Tom reassures her that she’ll always be fine (she is Shiv Roy, after all); meanwhile, she’s been telling the primary power brokers in America that he’s a lame duck who’s about to get canned. This leads us to a break in the conversation when Tom asks if they can have a real conversation and “clear the air.” I could just list the full transcript of what happens next, but here are a few highlights:
Tom: “I think that you can be a very selfish person … and I think you shouldn’t have even married me, actually.”
Shiv: “You were only with me to get to power. Well you got it now, Tom. You’ve got it. … You’re fucking me for my DNA. You were fucking me for a fucking ladder, because your whole family is striving and parochial.”
Tom: “You were going to see me get sent to fucking prison, Shiv! And then you fobbed me off with that fucking undrinkable wine, and you won’t have my baby, because you never even thought, honestly, that you’d be with me more than like four fucking years I don’t think.”

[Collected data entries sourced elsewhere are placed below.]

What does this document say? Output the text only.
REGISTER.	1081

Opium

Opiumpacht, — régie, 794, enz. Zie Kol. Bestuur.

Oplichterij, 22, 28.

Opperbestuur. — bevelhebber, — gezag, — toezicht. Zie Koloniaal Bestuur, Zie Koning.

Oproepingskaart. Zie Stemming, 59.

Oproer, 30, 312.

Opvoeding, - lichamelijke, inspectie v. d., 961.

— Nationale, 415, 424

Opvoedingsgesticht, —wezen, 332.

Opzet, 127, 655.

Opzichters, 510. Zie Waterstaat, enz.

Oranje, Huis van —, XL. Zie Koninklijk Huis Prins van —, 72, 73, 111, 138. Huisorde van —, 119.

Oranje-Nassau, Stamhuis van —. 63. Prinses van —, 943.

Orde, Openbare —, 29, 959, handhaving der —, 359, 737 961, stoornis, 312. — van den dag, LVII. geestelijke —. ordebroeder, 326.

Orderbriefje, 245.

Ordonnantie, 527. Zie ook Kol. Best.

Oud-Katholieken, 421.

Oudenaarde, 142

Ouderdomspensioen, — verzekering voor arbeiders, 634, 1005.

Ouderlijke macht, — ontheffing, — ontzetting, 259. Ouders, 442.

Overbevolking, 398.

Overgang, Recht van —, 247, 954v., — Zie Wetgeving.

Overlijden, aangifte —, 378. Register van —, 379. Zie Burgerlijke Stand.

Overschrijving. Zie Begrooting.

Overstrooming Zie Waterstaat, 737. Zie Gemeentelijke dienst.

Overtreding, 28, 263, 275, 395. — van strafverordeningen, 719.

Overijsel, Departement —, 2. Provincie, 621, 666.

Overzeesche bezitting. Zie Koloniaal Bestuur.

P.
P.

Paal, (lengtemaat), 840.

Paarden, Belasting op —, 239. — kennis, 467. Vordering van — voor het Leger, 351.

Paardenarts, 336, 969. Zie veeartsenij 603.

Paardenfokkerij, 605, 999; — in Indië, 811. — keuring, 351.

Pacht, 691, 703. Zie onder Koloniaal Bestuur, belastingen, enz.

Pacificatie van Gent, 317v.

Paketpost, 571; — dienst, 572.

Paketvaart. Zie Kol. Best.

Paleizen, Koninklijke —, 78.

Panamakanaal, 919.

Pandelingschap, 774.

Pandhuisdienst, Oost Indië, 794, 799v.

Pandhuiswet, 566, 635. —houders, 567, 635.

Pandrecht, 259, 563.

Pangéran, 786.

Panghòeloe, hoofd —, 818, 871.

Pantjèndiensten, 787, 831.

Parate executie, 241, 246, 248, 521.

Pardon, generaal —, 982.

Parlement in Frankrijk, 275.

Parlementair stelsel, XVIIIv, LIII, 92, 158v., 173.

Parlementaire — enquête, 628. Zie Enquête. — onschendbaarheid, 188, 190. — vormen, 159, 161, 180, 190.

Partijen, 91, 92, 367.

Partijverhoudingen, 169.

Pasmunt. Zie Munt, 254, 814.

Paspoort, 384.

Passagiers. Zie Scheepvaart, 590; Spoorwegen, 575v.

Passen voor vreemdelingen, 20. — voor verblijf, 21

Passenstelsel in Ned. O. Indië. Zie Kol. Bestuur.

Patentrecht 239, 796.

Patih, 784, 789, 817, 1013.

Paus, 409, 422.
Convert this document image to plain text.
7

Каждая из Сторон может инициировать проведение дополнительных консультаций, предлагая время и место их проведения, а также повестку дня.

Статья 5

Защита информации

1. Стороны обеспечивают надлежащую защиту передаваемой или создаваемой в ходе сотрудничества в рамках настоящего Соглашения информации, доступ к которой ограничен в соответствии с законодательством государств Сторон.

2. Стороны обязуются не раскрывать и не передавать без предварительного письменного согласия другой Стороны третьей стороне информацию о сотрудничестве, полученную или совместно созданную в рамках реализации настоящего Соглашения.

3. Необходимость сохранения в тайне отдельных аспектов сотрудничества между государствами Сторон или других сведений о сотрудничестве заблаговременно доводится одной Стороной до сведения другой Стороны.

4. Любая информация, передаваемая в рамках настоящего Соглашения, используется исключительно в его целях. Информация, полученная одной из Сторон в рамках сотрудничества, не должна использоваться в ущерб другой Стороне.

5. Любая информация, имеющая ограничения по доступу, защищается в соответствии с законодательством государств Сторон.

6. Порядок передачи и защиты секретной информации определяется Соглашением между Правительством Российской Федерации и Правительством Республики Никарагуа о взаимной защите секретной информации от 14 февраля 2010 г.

Tom: “I think you are incapable of love. And I think you are maybe not a good person to have children. … I have given you endless approval and it doesn’t fill you up because you are broken.”
Shiv: “You don’t deserve me. And you never did. And everything came out of that.”
Finally, everything between these two is out in the open. Finally, things have been said that can’t be taken back. This conversation showed everything Succession is capable of building and sustaining—relationships with real stakes and history; characters who seem surface level but actually have incredible depths and emotion; and explosive moments that take your breath away. I have no idea where Tom and Shiv go from here, but their scene will go down in Succession and television history.
10. Cousin Greg
“Gary” had a tough week, but I’m not even sure he realizes it. The rounds of ATN International layoffs seem to have gone well, for him at least‚ giving him purpose and the ability to say he scalped 100 people across three days. But he still doesn’t understand when he’s being made fun of, especially when it comes to the wry humor of Matsson and his executives. Howling after offering to fire Ebba too doesn’t make him a big dog, even if Matsson did invite Greg to sit as part of the Swede’s newfound charm offensive.
At least he’ll always have Tom, and a knack for causing “confusion in the chat.”